Source: Linklaters, ESG Quick Guide: Singapore mandatory climate reporting regime; ACRA, requirements and timeline
When Is Assurance Required in Singapore?
External limited assurance over Scope 1 and 2 emissions is required from FY2029 for all listed companies and from FY2032 for large non-listed companies. Assurance must come from a registered climate auditor: an ACRA-registered audit firm, or a testing, inspection, and certification firm accredited by the Singapore Accreditation Council.
Limited assurance means an independent reviewer expresses moderate confidence that the emissions data is not materially misstated. It is a lighter standard than the reasonable assurance applied to audited financial statements, but it still forces disciplined measurement, documentation, and traceable data lineage well before the assurance year arrives.
Source: Persefoni, ISSB-aligned reporting in Singapore; Linklaters, ESG Quick Guide
What Singapore’s Timeline Means for Companies Across Southeast Asia
Singapore is the ISSB frontrunner of ASEAN, and its regime sits inside a wider national push. The Singapore Green Plan 2030 anchors a net-zero-by-2050 target, and the carbon tax rises from S$25 to S$45 per tonne in 2026. Climate data is moving from a marketing exercise to priced, assured, regulated information.
Source: Slaughter and May, ESG in APAC 2025: Singapore
The extension bought time, not a reprieve. The hardest parts of ISSB reporting, a defensible Scope 3 inventory and assurance-grade controls, still land. Companies that treat FY2028 or FY2030 as distant tend to discover in year one that their emissions data was never built to survive an assurance review.
Cross-border groups face the sharpest version of this. A company listed in Singapore with Australian operations also has to reckon with AASB S2, Australia’s mandatory climate standard, while a European footprint pulls in CSRD and the ESRS. Managing three ISSB-derived regimes from one data set is the real design problem.
Enforcement is not theoretical either. For listed issuers, failure to meet SGX disclosure obligations can trigger regulatory action from SGX RegCo, and greenwashing remains a stated supervisory priority in Singapore. Even where no penalty lands, weak or late disclosure erodes investor confidence and can lift the cost of capital, which is the exact outcome most boards are trying to prevent.

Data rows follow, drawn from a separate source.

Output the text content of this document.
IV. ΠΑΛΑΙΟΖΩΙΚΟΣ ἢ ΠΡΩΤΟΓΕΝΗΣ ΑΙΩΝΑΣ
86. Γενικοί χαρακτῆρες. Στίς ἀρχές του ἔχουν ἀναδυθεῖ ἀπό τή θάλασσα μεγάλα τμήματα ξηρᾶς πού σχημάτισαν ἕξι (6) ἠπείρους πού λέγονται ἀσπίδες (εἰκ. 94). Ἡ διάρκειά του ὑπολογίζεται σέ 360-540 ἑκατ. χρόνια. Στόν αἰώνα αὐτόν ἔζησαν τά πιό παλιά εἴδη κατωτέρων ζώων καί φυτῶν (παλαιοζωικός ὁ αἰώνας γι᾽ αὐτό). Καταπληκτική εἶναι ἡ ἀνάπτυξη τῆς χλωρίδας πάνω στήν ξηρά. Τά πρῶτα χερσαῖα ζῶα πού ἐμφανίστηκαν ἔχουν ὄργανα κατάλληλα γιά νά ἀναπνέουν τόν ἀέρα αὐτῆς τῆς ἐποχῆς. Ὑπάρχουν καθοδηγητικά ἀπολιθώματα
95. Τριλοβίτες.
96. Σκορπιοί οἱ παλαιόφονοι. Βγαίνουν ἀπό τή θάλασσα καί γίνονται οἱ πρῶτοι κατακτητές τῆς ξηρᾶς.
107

Source: Slaughter and May, ESG in APAC 2025: Singapore
This is where Spectreco positions its work. The cloud-native Spectreco platform maps ESG data once and reuses it across ISSB, CSRD/ESRS, and local listing rules, with audit-ready outputs and transparent data lineage. On the advisory side, Spectreco’s compliance, reporting, and disclosures team designs the reporting architecture, gap-maps current practice against SGX and ISSB requirements, and prepares companies for external assurance.
How to Prepare for Singapore’s Climate Disclosure Deadlines
The path to compliance is sequential. These five steps map to the phased timeline and are worth starting before your mandatory year.

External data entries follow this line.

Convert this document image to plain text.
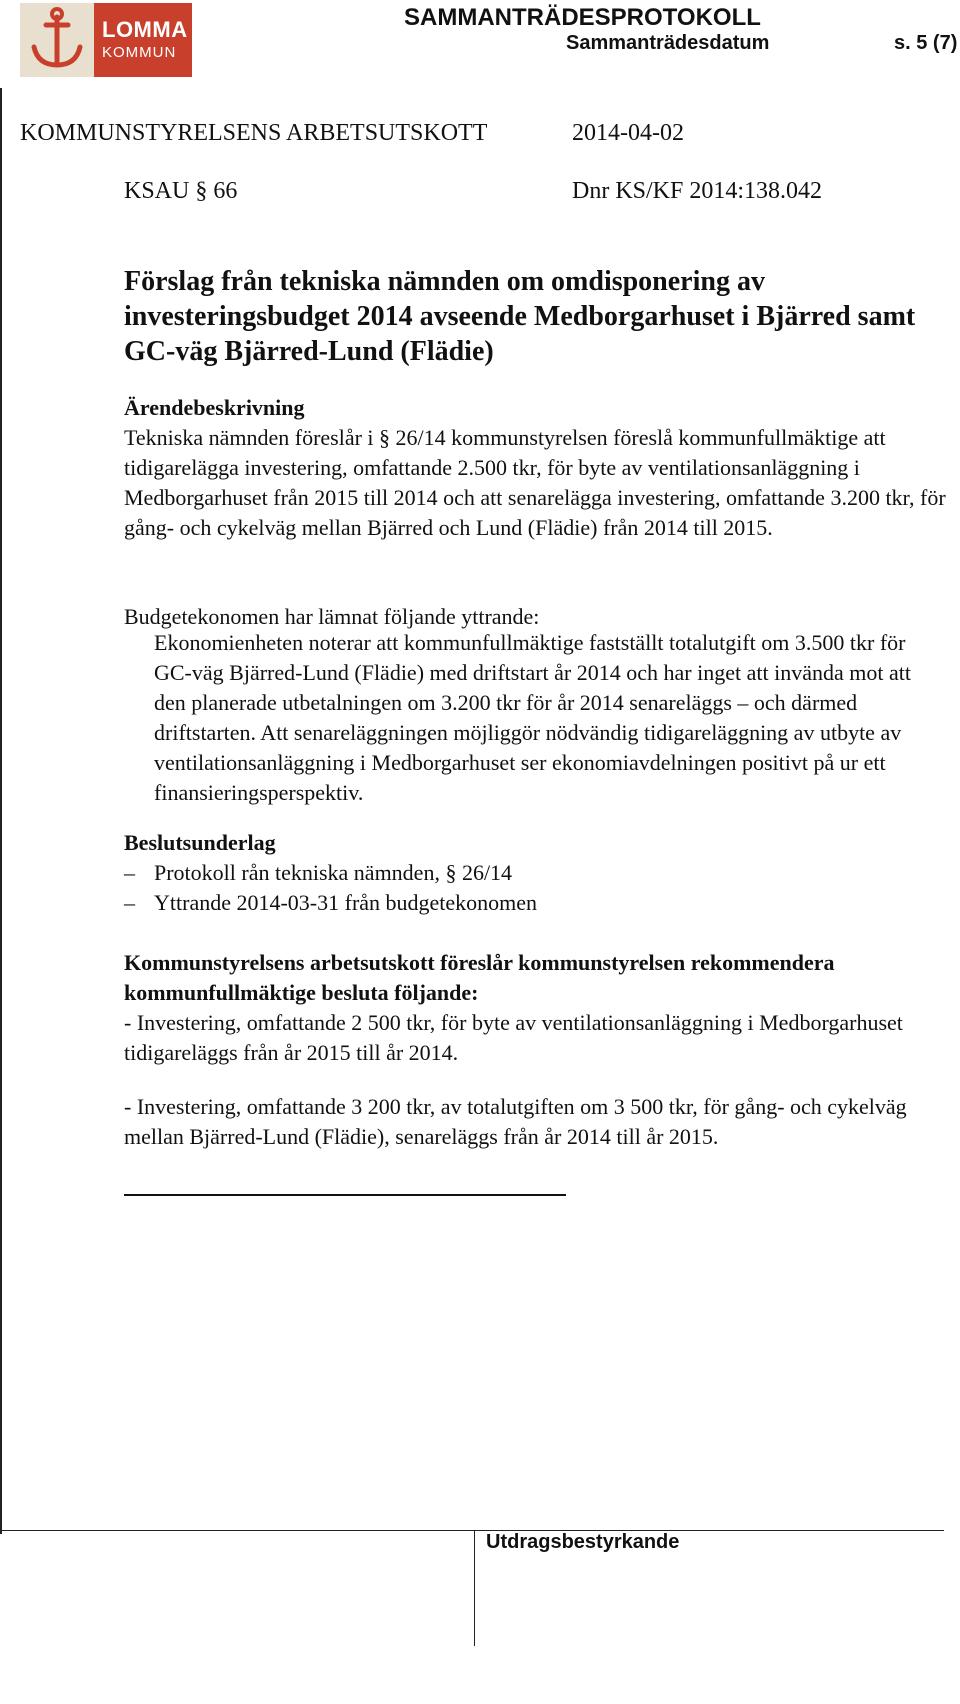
LOMMA
KOMMUN
SAMMANTRÄDESPROTOKOLL
Sammanträdesdatum	s. 5 (7)
KOMMUNSTYRELSENS ARBETSUTSKOTT	2014-04-02
KSAU § 66	Dnr KS/KF 2014:138.042
Förslag från tekniska nämnden om omdisponering av investeringsbudget 2014 avseende Medborgarhuset i Bjärred samt GC-väg Bjärred-Lund (Flädie)

Ärendebeskrivning

Tekniska nämnden föreslår i § 26/14 kommunstyrelsen föreslå kommunfullmäktige att tidigarelägga investering, omfattande 2.500 tkr, för byte av ventilationsanläggning i Medborgarhuset från 2015 till 2014 och att senarelägga investering, omfattande 3.200 tkr, för gång- och cykelväg mellan Bjärred och Lund (Flädie) från 2014 till 2015.

Budgetekonomen har lämnat följande yttrande:
Ekonomienheten noterar att kommunfullmäktige fastställt totalutgift om 3.500 tkr för GC-väg Bjärred-Lund (Flädie) med driftstart år 2014 och har inget att invända mot att den planerade utbetalningen om 3.200 tkr för år 2014 senareläggs – och därmed driftstarten. Att senareläggningen möjliggör nödvändig tidigareläggning av utbyte av ventilationsanläggning i Medborgarhuset ser ekonomiavdelningen positivt på ur ett finansieringsperspektiv.

Beslutsunderlag

– Protokoll rån tekniska nämnden, § 26/14
– Yttrande 2014-03-31 från budgetekonomen

Kommunstyrelsens arbetsutskott föreslår kommunstyrelsen rekommendera kommunfullmäktige besluta följande:

- Investering, omfattande 2 500 tkr, för byte av ventilationsanläggning i Medborgarhuset tidigareläggs från år 2015 till år 2014.

- Investering, omfattande 3 200 tkr, av totalutgiften om 3 500 tkr, för gång- och cykelväg mellan Bjärred-Lund (Flädie), senareläggs från år 2014 till år 2015.
Utdragsbestyrkande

- Confirm your tier and first reporting year. Establish whether you are an STI constituent, a non-STI issuer above or below S$1 billion, or a large non-listed company, then fix your first mandatory CRD and assurance years.
- Lock down Scope 1 and 2 data now. This is already mandatory for listed issuers. Build metered, GHG Protocol-aligned data flows rather than annual spreadsheet reconstructions.

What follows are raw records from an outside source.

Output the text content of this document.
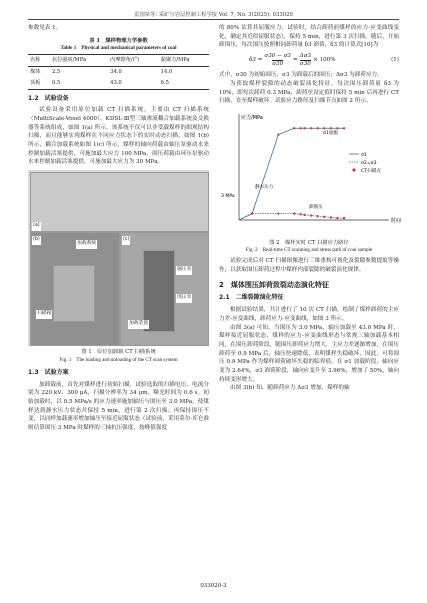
雷国荣等: 采矿与岩层控制工程学报 Vol. 7, No. 3(2025): 033020

参数见表 1。

表 1　煤样物理力学参数
Table 1　Physical and mechanical parameters of coal
名称	抗拉强度/MPa	内摩擦角/(°)	黏聚力/MPa
煤体	2.5	34.0	14.0
顶板	0.5	43.0	6.5
1.2　试验设备

试验设备采用原位加载 CT 扫描系统，主要由 CT 扫描系统（MultiScale-Voxel 4000）、KDSL-Ⅲ型三轴渗流耦合加载系统及交换器等系统组成，如图 1(a) 所示。该系统不仅可以非受载煤样的细观结构扫描，而且能够实现煤样在不同应力状态下的实时动态扫描，如图 1(b) 所示，耦合加载系统如图 1(c) 所示，煤样的轴向荷载由轴压泵驱动水来控制加载活塞提供，可施加最大应力 100 MPa，围压荷载由环压泵驱动水来控制加载活塞提供，可施加最大应力为 30 MPa。

(a)
(b)
扫描箱
(c)
轴压泵
围压泵
加载装置
加载系统
图 1　原位加卸载 CT 扫描系统
Fig. 1　The loading and unloading of the CT scan system
1.3　试验方案

加卸载前，首先对煤样进行初始扫描，试验选取的扫描电压、电流分别为 220 kV、300 μA，扫描分辨率为 34 μm，曝光时间为 0.6 s。初始加载时，以 0.5 MPa/s 的应力速率施加轴压与围压至 3.0 MPa，使煤样达到静水压力状态并保持 5 min，进行第 2 次扫描；再保持围压不变，以同样加载速率增加轴压至接近屈服状态（试验前，采用莫尔-库仑准则估算围压 3 MPa 时煤样的三轴抗压强度，按峰值强度

的 80% 估算其屈服应力；试验时，结合卸荷前煤样的应力-应变曲线变化，确定其近似屈服状态），保持 5 min，进行第 3 次扫描。随后，开始卸围压，每次围压按照相同卸荷量 δ3 卸荷，δ3 的计算式[10]为

$\delta 3 = \frac{\sigma 30 - \sigma 3}{\sigma 30} = \frac{\Delta\sigma 3}{\sigma 30} \times 100\%$	(1)

式中，σ30 为初始围压；σ3 为卸载后的围压；Δσ3 为卸荷应力。

为获取煤样裂隙的动态破裂演化特征，每次围压卸荷量 δ3 为 10%，即每次卸荷 0.3 MPa，卸荷至设定值时保持 5 min 后再进行 CT 扫描，直至煤样破坏。试验应力路径及扫描节点如图 2 所示。

时间
应力/MPa
3 MPa
σ1屈服
卸围压
静水压力
σ1
σ2=σ3
CT扫描点
图 2　煤样实时 CT 扫描应力路径
Fig. 2　Real-time CT scanning and stress path of coal sample

试验完成后对 CT 扫描图像进行三维重构可视化及裂隙参数提取等操作，以获取围压卸荷过程中煤样内部裂隙的破裂演化规律。

2　煤体围压卸荷致裂动态演化特征
2.1　二维裂隙演化特征

根据试验结果，共计进行了 10 次 CT 扫描，绘制了煤样卸荷的主应力差-应变曲线，卸荷应力-应变曲线，如图 3 所示。

由图 3(a) 可知，当围压为 3.0 MPa，轴压加载至 43.0 MPa 时，煤样接近屈服状态，煤样的应力-应变曲线形态与常规三轴加载基本相同，在围压卸荷阶段，随围压卸荷应力增大，主应力差逐渐增加，在围压卸荷至 0.9 MPa 后，轴压快速降低，表明煤样失稳破坏，因此，可将围压 0.9 MPa 作为煤样卸荷破坏失稳的临界值。在 σ1 加载阶段，轴向应变为 2.64%，σ3 卸荷阶段，轴向应变升至 3.96%，增加了 50%，轴向持续变形增大。

由图 3(b) 知，随卸荷应力 Δσ3 增加，煤样的轴

033020-3
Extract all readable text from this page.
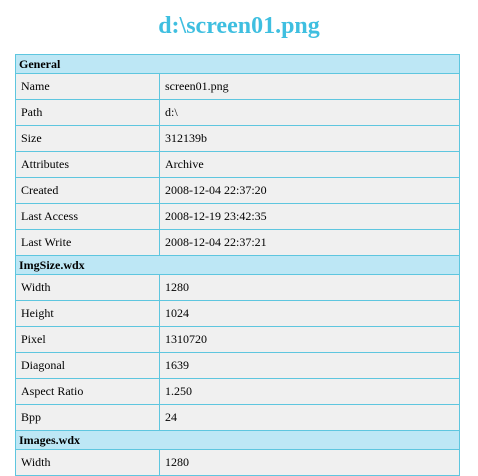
d:\screen01.png
General	
Name	screen01.png
Path	d:\
Size	312139b
Attributes	Archive
Created	2008-12-04 22:37:20
Last Access	2008-12-19 23:42:35
Last Write	2008-12-04 22:37:21
ImgSize.wdx	
Width	1280
Height	1024
Pixel	1310720
Diagonal	1639
Aspect Ratio	1.250
Bpp	24
Images.wdx	
Width	1280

- Build a Scope 3 inventory before it is mandatory. Even where Scope 3 is voluntary, map material value-chain categories early so the eventual mandate is a refinement, not a cold start.
- Prepare for limited assurance. Work backwards from your assurance year (FY2029 for listed, FY2032 for large non-listed) and put data controls and documentation in place two to three years ahead.
- Put governance and controls in place. Assign board oversight, define data owners, and integrate climate reporting into the financial reporting calendar. Apply for the Sustainability Reporting Grant to offset preparation costs.